With Bermuda grass, the undulating greens play firmer and thick rough has been removed, replaced by rugged sandy areas populated by challenging wire grass to border narrowed fairways.

It is a par 71 of 6,638 yards, which is marginally shorter than when Cristie Kerr won the last time the US Open was staged at Pine Needles in 2007.

"The course is challenging but it's fair," is Sorenstam's verdict. "It has a variety of holes and it may look straightforward but it's not as wide open as you think.

"You have to have accuracy on top of distance."

Being a United States Golf Association set up, it will be as tough a mental challenge as physical - qualities that Irish Solheim Cup star Leona Maguire possesses in abundance.

Other observers point to the need for a sharp short game which inevitably points towards the usually unflappable world number one Jin Young Ko. She will be keen to atone for her uncharacteristic 53rd place finish at the Chevron.

Putting efficiency will be a key quality, which is good news for New Zealand's Lydia Ko and Scotland's Gemma Dryburgh who both sit high in the stats for performance on greens.

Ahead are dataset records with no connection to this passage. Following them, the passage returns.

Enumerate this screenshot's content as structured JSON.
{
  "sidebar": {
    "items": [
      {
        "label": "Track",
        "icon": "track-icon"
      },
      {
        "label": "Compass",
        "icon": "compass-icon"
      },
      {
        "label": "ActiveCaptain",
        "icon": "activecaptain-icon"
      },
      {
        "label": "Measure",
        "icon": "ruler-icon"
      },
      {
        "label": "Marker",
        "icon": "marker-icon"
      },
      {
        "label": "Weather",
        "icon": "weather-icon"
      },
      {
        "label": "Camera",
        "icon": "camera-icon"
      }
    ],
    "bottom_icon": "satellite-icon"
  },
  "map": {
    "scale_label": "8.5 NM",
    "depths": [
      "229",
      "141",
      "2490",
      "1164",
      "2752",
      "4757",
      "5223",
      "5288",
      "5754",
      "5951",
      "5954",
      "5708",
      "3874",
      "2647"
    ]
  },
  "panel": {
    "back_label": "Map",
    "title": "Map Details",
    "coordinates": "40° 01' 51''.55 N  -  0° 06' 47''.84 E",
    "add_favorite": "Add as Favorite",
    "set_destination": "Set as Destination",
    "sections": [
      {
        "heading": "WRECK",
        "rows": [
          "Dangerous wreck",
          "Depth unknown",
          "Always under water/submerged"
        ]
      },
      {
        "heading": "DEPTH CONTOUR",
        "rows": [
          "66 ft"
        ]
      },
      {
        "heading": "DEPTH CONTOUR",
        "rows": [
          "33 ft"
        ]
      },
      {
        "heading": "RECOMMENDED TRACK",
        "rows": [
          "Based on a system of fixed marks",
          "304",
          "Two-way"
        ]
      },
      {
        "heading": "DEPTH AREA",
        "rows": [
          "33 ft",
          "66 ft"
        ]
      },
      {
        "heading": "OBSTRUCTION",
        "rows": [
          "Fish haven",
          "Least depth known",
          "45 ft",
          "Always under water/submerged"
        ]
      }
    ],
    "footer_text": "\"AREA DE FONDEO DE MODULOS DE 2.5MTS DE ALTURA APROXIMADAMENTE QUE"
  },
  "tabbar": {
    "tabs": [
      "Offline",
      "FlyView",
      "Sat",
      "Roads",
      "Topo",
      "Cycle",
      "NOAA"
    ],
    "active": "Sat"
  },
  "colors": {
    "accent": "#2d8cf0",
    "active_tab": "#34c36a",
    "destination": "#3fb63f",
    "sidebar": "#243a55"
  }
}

Dryburgh capitalised on her late inclusion into the Women's Matchplay last week by reaching the last eight in Las Vegas. The Scot is entitled to feel confidence heading into the year's second female major.

Other UK competitors include amateurs Louise Duncan and Annabell Fuller as well as 2018 Women's Open winner Georgia Hall, Charley Hull, Mel Reid, Stephanie Meadow and Bronte Law.

There's also a debut for BBC 5Live golf summariser Lydia Hall, of Wales, who fulfilled a 15-year ambition by prevailing at the fifth hole of a five-way play-off in qualifying at the Buckinghamshire Golf Club earlier this month.

It was a great story at the time and set the tone for what has been a fascinating build up to the biggest week in the women's golf calendar.